I feel for you so much, mama. I think you need to get him evaluated because he is likely to have difficulties at school without you. You don't have a ticker but I wanna say he is a little younger than DS1's and will start kinder 2014 (mine will too - we are holding him back). So I would wanna know if he has something and what it is IF there is something. The more therapy he has (if he needs it) the better off he is and therapy is not a medication, it needs time to kick in especially if he is going to do it on his own. I KNOW that your MIL is on the bottom of your DH's disposition. Your MIL is so much trouble. My MIL is very controlling and opinionated but luckily my DH sees it and listens to me. She lives in OH and we live in CA so we simply do our own thing and tell her after the fact. Our united passive aggressive approach has beat her into submission. But I can ONLY imagine what it would have been if she lived close and my Dh listened to her. I really feel for you. I wish I could help somehow but I know I can't do much other than offering support and advice.

[i.<3.cheesysmiles]

I feel for you so much, mama. I think you need to get him evaluated because he is likely to have difficulties at school without you. You don't have a ticker but I wanna say he is a little younger than DS1's and will start kinder 2014 (mine will too - we are holding him back). So I would wanna know if he has something and what it is IF there is something. The more therapy he has (if he needs it) the better off he is and therapy is not a medication, it needs time to kick in especially if he is going to do it on his own. I KNOW that your MIL is on the bottom of your DH's disposition. Your MIL is so much trouble. My MIL is very controlling and opinionated but luckily my DH sees it and listens to me. She lives in OH and we live in CA so we simply do our own thing and tell her after the fact. Our united passive aggressive approach has beat her into submission. But I can ONLY imagine what it would have been if she lived close and my Dh listened to her. I really feel for you. I wish I could help somehow but I know I can't do much other than offering support and advice.
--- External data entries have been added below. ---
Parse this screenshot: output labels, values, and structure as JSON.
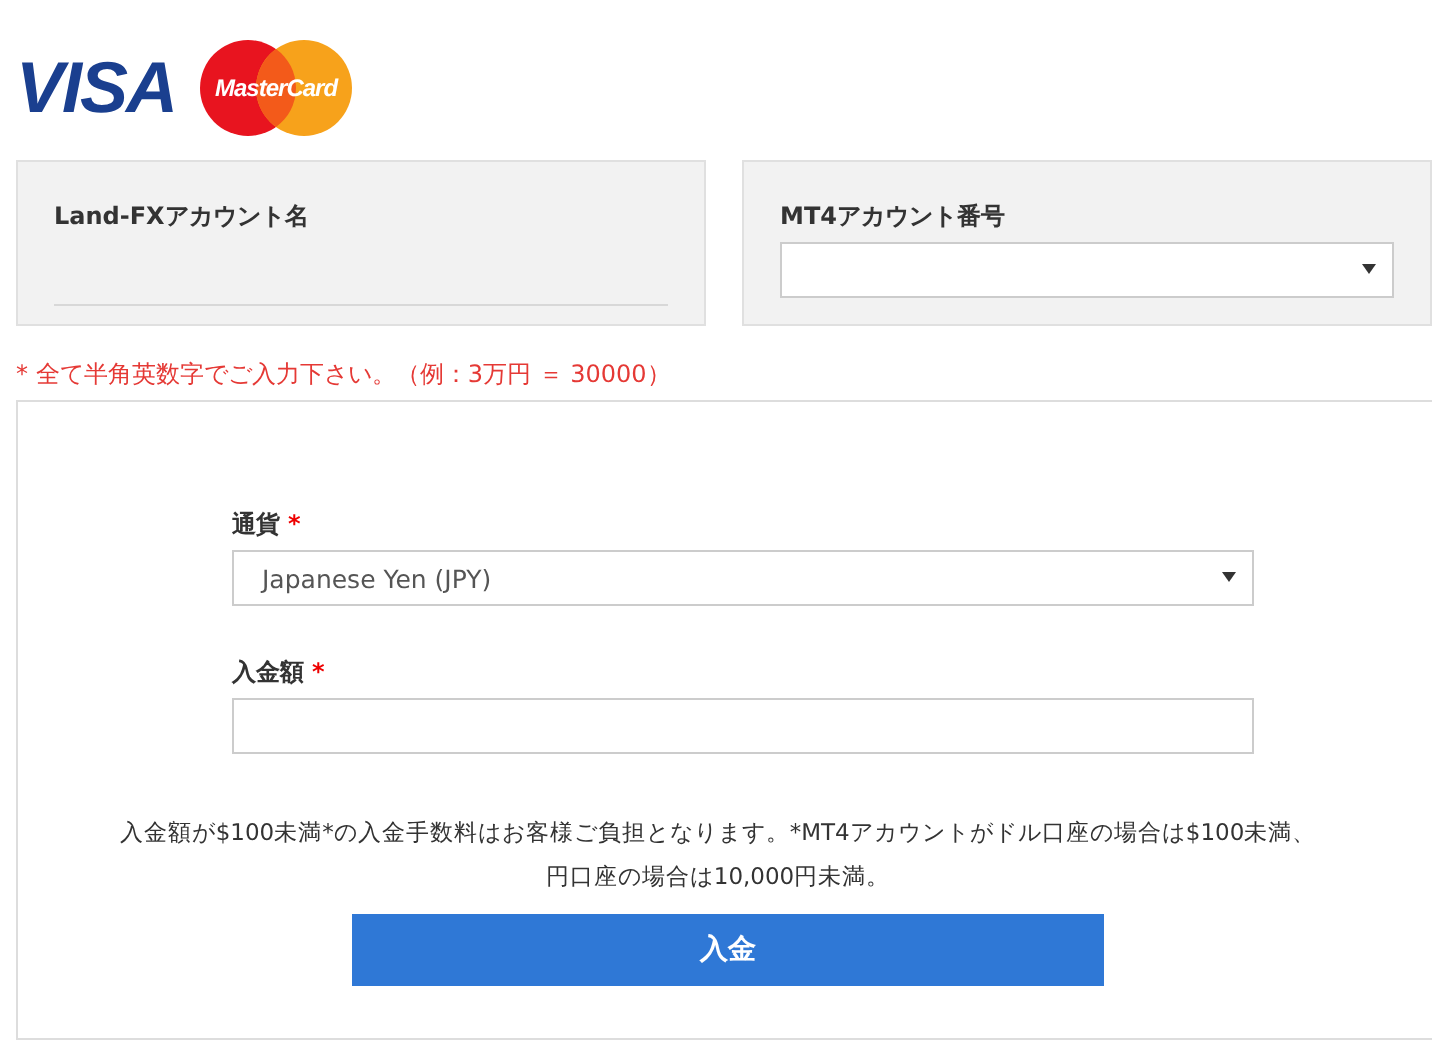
{
  "logos": {
    "visa": "VISA",
    "mastercard": "MasterCard"
  },
  "account_panels": [
    {
      "kind": "text",
      "label": "Land-FXアカウント名"
    },
    {
      "kind": "select",
      "label": "MT4アカウント番号"
    }
  ],
  "note": "* 全て半角英数字でご入力下さい。（例：3万円 ＝ 30000）",
  "form": {
    "fields": [
      {
        "kind": "select",
        "label": "通貨",
        "required_mark": "*",
        "value": "Japanese Yen (JPY)"
      },
      {
        "kind": "input",
        "label": "入金額",
        "required_mark": "*"
      }
    ],
    "fee_note_lines": [
      "入金額が$100未満*の入金手数料はお客様ご負担となります。*MT4アカウントがドル口座の場合は$100未満、",
      "円口座の場合は10,000円未満。"
    ],
    "submit": "入金"
  }
}
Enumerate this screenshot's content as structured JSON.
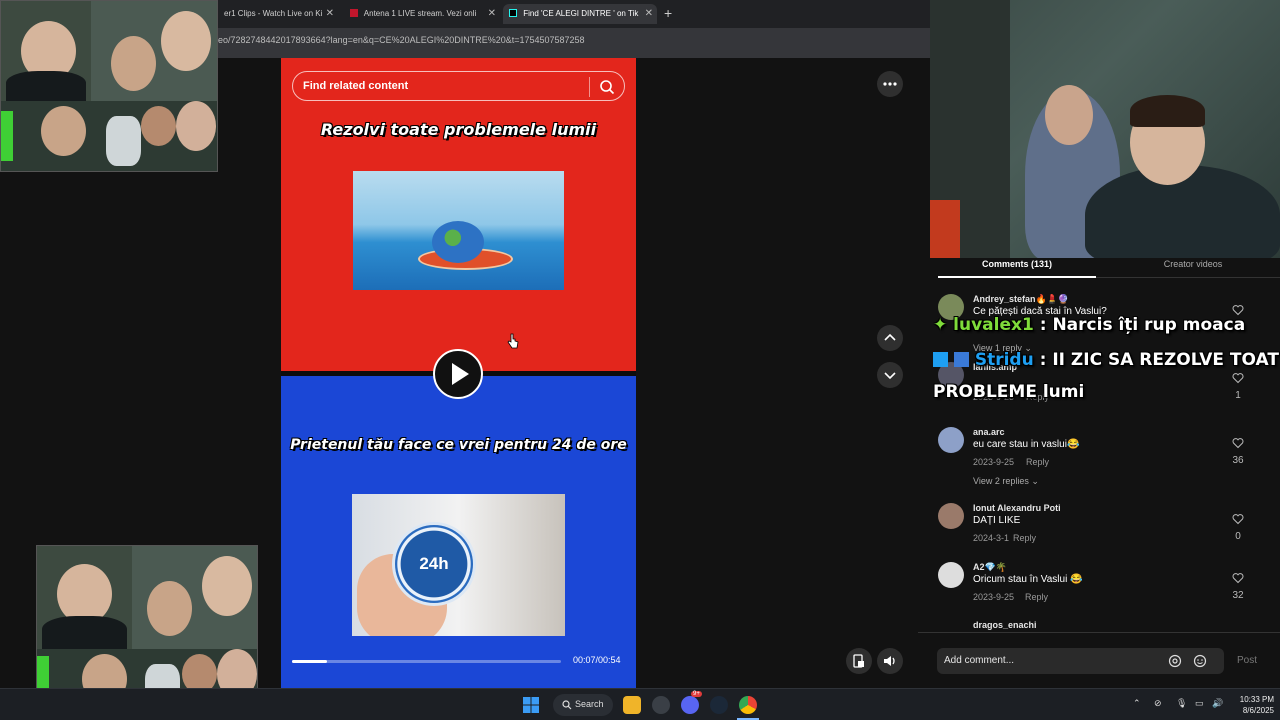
{
  "browser": {
    "tabs": [
      {
        "label": "er1 Clips - Watch Live on Ki"
      },
      {
        "label": "Antena 1 LIVE stream. Vezi onli"
      },
      {
        "label": "Find 'CE ALEGI DINTRE ' on Tik"
      }
    ],
    "url": "eo/7282748442017893664?lang=en&q=CE%20ALEGI%20DINTRE%20&t=1754507587258"
  },
  "video": {
    "search_placeholder": "Find related content",
    "option1_text": "Rezolvi toate problemele lumii",
    "option2_text": "Prietenul tău face ce vrei pentru 24 de ore",
    "clock_label": "24h",
    "time": "00:07/00:54",
    "progress": 0.13,
    "colors": {
      "top": "#e3261c",
      "bottom": "#1b47d6"
    }
  },
  "comments": {
    "tab_comments": "Comments (131)",
    "tab_creator": "Creator videos",
    "items": [
      {
        "name": "Andrey_stefan🔥💄🔮",
        "text": "Ce pățești dacă stai în Vaslui?",
        "date": "",
        "reply": "",
        "likes": "1",
        "view": "View 1 reply ⌄"
      },
      {
        "name": "laniis.amp",
        "text": "",
        "date": "2023-9-25",
        "reply": "Reply",
        "likes": "1",
        "view": ""
      },
      {
        "name": "ana.arc",
        "text": "eu care stau in vaslui😂",
        "date": "2023-9-25",
        "reply": "Reply",
        "likes": "36",
        "view": "View 2 replies ⌄"
      },
      {
        "name": "Ionut Alexandru Poti",
        "text": "DAȚI LIKE",
        "date": "2024-3-1",
        "reply": "Reply",
        "likes": "0",
        "view": ""
      },
      {
        "name": "A2💎🌴",
        "text": "Oricum stau în Vaslui 😂",
        "date": "2023-9-25",
        "reply": "Reply",
        "likes": "32",
        "view": ""
      },
      {
        "name": "dragos_enachi",
        "text": "",
        "date": "",
        "reply": "",
        "likes": "",
        "view": ""
      }
    ],
    "add_placeholder": "Add comment...",
    "post_label": "Post"
  },
  "chat_overlay": [
    {
      "user": "luvalex1",
      "message": ": Narcis îți rup moaca"
    },
    {
      "user": "Stridu",
      "message": ": II ZIC SA REZOLVE TOAT",
      "message2": "PROBLEME lumi"
    }
  ],
  "taskbar": {
    "search_label": "Search",
    "time": "10:33 PM",
    "date": "8/6/2025",
    "discord_badge": "9+"
  }
}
Thank you so much. You are right, that he will be starting kinder in 2014. He is really a sweet boy and he is shy, but he has certain things that really bother him. And I do wonder if he will struggle with a teacher who doesn't know what he likes since I have seen glimpses of it the few times others watch him. You are also right that my MIL butts in when it's none of her business and tells us nothing is wrong with him for 2 reasons....one, he is "just like" her other son (which I don't completely agree with, but if he is, I am not going to enable his behaviors, but rather help him learn to cope with them so that he can function without me as an adult) and two, because she is a preschool music teacher, and says that he is completely normal compared to all the kids she sees. But she only sees her students for 30 minutes at a time...and I will tell you, DS1 takes music classes, and there is no way his music teacher, who sees him for 45 minutes every week would know there could be anything wrong as music really calms him down. You can't compare. She even did the same thing with a friend at DS2's birthday whose son is slightly delayed with his speech...she said he is fine, just like her students who don't say anything. Well, in my music class, most kids don't say much either. I don't get why you would tell someone that everything is fine. If it's not, then it's not a big deal to get help. I'd rather do that than pretend everything is just fine.